Somewhere I had once heard a quote that was particularly enlightening. “Never borrow for depreciating assets.” Duh…
You wouldn’t pay $50 for a $30 oil change, you wouldn’t pay $10 for a $4 gallon of milk and you wouldn’t pay $15 for a $3 cup of coffee. Each of these examples are consumables, none will appreciate in value.
Is a car much different? How about furniture? Certainly after getting years of use there is still some value left in your used car or couch. If you work at it you may sell these through the classifieds or Craig’s list.
If you won’t pay $15 for a $3 cup of coffee why pay $1500 for a $300 couch? If you won’t pay $50 for a $30 oil change, why pay $50,000 for a $30,000 car?
When you finance products, in some cases you may up paying double or more than the original selling price to finance it. Keeping this in mind, avoid these types of loans: (click on a link to learn more)
1) Pay Day Loans – Your paying interest for the right to use your own money. In some cases you may pay fees that equal as much as 911% interest!
2) Rent To Buy Furniture/Electronics – Maybe not a loan in the strictest sense of the term, in effect you are borrowing money from the store to buy their products. These companies get around many usury laws or are not required to reveal “interest rates” in many states because they treat their transaction like leases instead of like loans. A $200 TV may cost $1000 or more. Ouch!
3) ARM Mortgages – One of the most dangerous types of mortgages. Just look at what has happened to the rate of foreclosures in the past year! With an Adjustable Rate Mortgage, your destiny is in the hands of the market. Because these are relatively large amounts, when industry rates raise so will yours. The result can be a mortgage payment that rises hundreds if not over a thousand dollars each month!

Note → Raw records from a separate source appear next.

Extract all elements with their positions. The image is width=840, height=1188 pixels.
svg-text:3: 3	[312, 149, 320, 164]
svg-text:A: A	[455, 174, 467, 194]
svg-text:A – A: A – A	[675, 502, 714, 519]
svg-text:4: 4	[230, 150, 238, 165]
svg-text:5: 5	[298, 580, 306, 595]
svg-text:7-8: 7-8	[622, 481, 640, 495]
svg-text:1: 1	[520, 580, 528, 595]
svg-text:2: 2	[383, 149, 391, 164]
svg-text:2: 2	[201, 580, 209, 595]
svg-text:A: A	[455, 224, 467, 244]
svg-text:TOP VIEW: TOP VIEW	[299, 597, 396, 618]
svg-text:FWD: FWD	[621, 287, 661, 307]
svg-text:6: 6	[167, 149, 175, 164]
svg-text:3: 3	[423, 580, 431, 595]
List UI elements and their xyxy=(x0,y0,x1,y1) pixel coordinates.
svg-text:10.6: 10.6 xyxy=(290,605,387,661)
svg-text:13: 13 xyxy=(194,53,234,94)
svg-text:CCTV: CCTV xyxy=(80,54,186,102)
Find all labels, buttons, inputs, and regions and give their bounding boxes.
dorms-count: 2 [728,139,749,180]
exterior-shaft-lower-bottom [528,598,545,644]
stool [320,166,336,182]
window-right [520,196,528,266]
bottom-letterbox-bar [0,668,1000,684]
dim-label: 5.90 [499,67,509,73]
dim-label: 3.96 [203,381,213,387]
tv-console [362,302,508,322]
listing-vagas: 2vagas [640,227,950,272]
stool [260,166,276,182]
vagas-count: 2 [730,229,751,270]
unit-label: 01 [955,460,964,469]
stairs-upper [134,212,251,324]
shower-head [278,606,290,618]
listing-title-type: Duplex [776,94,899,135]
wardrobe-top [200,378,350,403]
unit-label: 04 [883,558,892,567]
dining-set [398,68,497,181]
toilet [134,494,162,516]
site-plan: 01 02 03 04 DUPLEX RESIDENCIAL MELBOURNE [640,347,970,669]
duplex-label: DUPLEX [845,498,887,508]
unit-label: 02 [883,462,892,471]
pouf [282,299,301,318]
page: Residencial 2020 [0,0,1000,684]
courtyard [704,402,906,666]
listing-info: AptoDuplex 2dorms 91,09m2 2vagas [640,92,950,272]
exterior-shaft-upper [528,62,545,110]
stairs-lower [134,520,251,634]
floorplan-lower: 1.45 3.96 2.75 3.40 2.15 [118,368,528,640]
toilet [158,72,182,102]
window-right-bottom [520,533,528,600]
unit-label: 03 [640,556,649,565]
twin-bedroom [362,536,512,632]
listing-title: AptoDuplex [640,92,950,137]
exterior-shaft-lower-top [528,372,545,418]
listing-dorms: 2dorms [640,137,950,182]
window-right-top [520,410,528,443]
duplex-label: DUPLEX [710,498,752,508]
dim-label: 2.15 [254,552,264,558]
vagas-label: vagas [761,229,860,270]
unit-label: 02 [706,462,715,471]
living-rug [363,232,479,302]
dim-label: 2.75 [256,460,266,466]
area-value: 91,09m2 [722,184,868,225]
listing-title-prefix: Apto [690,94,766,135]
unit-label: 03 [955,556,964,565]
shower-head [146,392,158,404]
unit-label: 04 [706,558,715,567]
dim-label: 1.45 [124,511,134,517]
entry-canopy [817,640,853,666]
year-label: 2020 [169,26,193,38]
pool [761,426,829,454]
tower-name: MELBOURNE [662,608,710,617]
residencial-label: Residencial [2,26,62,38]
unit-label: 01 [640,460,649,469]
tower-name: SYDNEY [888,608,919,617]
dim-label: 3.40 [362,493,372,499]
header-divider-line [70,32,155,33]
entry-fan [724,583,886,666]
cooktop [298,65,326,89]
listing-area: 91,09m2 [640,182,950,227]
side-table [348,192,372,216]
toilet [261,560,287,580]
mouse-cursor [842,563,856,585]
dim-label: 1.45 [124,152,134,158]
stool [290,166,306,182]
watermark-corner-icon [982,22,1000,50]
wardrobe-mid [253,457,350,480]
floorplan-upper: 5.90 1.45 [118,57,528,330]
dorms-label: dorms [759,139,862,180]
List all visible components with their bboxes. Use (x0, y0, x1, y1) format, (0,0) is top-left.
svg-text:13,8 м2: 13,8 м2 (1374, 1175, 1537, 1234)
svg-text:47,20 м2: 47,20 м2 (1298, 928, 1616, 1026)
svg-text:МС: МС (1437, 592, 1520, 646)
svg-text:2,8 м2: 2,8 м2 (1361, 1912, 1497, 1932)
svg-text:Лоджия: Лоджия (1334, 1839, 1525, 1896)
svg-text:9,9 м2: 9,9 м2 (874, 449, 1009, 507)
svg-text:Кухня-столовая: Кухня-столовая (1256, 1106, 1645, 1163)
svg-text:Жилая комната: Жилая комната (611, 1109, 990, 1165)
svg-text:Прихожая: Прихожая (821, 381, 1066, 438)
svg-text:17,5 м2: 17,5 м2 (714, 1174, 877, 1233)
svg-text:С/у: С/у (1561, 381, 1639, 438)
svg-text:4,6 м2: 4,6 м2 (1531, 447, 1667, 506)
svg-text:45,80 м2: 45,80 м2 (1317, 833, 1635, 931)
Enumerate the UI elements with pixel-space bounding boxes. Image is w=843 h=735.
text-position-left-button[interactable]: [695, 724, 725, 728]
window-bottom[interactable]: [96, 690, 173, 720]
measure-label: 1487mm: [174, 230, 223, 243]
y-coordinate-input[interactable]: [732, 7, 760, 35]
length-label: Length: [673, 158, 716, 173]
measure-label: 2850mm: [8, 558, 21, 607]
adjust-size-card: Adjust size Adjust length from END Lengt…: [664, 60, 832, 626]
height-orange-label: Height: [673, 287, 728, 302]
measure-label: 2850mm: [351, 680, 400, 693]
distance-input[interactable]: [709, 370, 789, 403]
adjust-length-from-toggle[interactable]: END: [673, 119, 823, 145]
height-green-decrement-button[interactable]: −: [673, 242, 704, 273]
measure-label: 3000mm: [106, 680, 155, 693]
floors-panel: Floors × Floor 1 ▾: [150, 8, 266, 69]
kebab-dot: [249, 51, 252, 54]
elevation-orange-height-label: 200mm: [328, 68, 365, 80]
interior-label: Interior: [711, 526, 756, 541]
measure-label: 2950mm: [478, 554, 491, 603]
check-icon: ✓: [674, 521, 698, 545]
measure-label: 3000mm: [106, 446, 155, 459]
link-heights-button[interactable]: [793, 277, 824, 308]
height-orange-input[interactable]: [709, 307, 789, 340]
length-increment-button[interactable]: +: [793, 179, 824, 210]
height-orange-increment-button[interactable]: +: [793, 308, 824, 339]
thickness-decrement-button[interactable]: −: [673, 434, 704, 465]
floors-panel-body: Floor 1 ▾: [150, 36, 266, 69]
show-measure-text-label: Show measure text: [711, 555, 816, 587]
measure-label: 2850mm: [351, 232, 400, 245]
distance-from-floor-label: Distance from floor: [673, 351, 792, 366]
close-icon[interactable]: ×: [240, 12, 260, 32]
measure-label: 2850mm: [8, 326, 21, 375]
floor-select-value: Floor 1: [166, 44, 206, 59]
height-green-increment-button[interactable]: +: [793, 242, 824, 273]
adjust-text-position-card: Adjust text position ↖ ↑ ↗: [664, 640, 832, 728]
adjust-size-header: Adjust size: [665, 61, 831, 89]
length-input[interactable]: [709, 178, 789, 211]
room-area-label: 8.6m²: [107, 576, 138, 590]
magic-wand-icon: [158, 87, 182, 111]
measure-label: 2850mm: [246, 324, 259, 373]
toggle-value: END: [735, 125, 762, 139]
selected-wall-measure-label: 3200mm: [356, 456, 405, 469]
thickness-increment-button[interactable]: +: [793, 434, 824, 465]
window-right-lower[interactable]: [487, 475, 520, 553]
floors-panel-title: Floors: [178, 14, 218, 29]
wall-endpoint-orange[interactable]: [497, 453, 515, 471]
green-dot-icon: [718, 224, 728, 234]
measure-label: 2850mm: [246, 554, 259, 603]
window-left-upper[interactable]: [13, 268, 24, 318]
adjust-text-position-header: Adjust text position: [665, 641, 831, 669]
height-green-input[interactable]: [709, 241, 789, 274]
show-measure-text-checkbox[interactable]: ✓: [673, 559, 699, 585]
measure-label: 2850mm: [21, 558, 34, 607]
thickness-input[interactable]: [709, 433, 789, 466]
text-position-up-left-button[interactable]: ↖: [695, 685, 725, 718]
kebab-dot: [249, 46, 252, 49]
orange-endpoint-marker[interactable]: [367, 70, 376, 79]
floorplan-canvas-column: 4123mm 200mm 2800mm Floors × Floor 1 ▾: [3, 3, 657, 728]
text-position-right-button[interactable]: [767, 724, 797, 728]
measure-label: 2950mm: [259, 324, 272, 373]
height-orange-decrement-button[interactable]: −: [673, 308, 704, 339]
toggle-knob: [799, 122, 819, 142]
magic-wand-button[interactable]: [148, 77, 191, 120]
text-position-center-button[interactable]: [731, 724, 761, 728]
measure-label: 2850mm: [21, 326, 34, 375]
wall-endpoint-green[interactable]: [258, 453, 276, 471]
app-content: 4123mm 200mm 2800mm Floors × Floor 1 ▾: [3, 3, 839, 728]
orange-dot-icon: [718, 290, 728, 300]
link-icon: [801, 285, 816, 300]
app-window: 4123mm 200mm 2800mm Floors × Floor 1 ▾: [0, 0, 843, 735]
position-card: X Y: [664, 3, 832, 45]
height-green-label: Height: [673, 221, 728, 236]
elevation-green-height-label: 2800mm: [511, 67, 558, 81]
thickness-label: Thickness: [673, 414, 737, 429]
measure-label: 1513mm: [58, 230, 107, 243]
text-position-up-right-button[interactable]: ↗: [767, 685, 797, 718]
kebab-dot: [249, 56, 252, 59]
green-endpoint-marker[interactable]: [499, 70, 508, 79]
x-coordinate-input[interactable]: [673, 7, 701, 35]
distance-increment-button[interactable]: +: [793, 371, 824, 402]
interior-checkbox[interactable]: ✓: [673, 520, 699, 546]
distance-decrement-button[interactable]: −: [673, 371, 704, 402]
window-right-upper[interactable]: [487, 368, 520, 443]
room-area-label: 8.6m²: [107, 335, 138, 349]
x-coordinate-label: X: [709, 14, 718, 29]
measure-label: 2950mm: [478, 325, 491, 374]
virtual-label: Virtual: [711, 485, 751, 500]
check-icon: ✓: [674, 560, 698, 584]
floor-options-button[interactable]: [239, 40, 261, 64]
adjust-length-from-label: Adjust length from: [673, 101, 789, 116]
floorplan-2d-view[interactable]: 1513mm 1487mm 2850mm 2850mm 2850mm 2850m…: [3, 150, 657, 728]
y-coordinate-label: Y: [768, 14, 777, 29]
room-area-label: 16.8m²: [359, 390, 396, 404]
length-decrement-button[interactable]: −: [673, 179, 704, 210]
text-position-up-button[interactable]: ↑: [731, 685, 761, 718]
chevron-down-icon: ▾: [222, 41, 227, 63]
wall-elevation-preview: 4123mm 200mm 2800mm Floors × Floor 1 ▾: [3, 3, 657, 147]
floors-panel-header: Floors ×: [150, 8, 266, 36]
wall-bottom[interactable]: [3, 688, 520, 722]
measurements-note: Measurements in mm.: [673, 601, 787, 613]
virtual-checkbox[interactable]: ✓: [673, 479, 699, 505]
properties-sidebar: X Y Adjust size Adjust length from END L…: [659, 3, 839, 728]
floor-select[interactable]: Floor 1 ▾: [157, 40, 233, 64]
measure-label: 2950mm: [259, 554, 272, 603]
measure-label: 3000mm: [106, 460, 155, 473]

4) Balloon Payment Mortgages – These differ from ARM’s in that they may or may not have adjustable rates. Initial rates are usually lower, but the entire mortgage balance is generally due at the end of a 5 – 7 year period. Most of these mortgages have the option of a reset, meaning if you stay in the house you will reset your mortgage at the current rates. Like an ARM you may end up with a much higher rate when this happens. But, you also must re-qualify for the remainder of the loan.
5) Pawn Shops – Like a rent to own in reverse, you take your stuff in as collateral. The pawn shop gives you 1/10 – 1/4 of its value in cash. Usually within 30 days you can return the money along with a 5%-20% fee. In some cases you can continue the “loan” by paying another months charges or just forfeit your property. Calculating the annual rate you may pay up 200% or more!
6) Loan Shark – You don’t want your kneecaps broken! Surprisingly I learned while writing this that physical harm is more myth than fact, but the rates that are charged can be as high as 3000%. More often when a borrower cannot meet the terms of the loan they end up paying off the loan in kind with food stamps, welfare checks or maybe that TV that was purchased from the rent to own place.
7) Loan Consolidation – When swimming in debt this is a common approach to get things under control. While it is possible to reduce your interest rates, with longer terms you may end up paying a greater total amount in interest. What I learned today was these loans are often secured; miss your payments and you could lose your house or other property. The biggest concern however is these loans only address a symptom of your problems. By clearing the decks of your debt you are in the position to simply dig yourself a deeper hole as I did when I took a debt consolidation approach.
8) Credit Cards – Of all the options we have reviewed so far, this could, unbelievably, be the lowest cost. However loans (cash advances) against your credit cards can be very expensive. This is primarily because card companies look at advances different than regular charges. Card companies will charge you an upfront fee of 2%-4%, plus they often charge higher interest rates, plus the often provide no grace periods for these advances meaning that finance charges start piling up right away.
9) Loans From Family/Friends – “Neither a borrower or lender be; for loan doth oft lose both itself and a friend” Shakespeare. A quick Google search on this one is interesting, sites writing from the perspective of the borrower detail how this can best be accomplished providing the loaner with confidence and contracts and meeting IRS regulation. Every site writing from the perspective of the loaner says DON’T DO IT. I have a little experience with both being loaner and a borrower in my past. In every case it did affect the relationship negatively.
10) Car Loans – On a $20,000 car loan you may have to pay $2,000 or more in interest and fees. But the minute you drive off the lot the car may only be worth $16,000. By the time you finish paying for the car it may only be worth $13,000 or less. How much time do you really spend in a car and what is it really used for? If all you need is transportation, won’t a good quality used car suffice? Buy a used car, then take the $500 each month you would have spent, pay down debt or better yet invest it. In 20 years with a 7% return you will have over $250,000. Then you can afford to pay cash for almost any car you would want!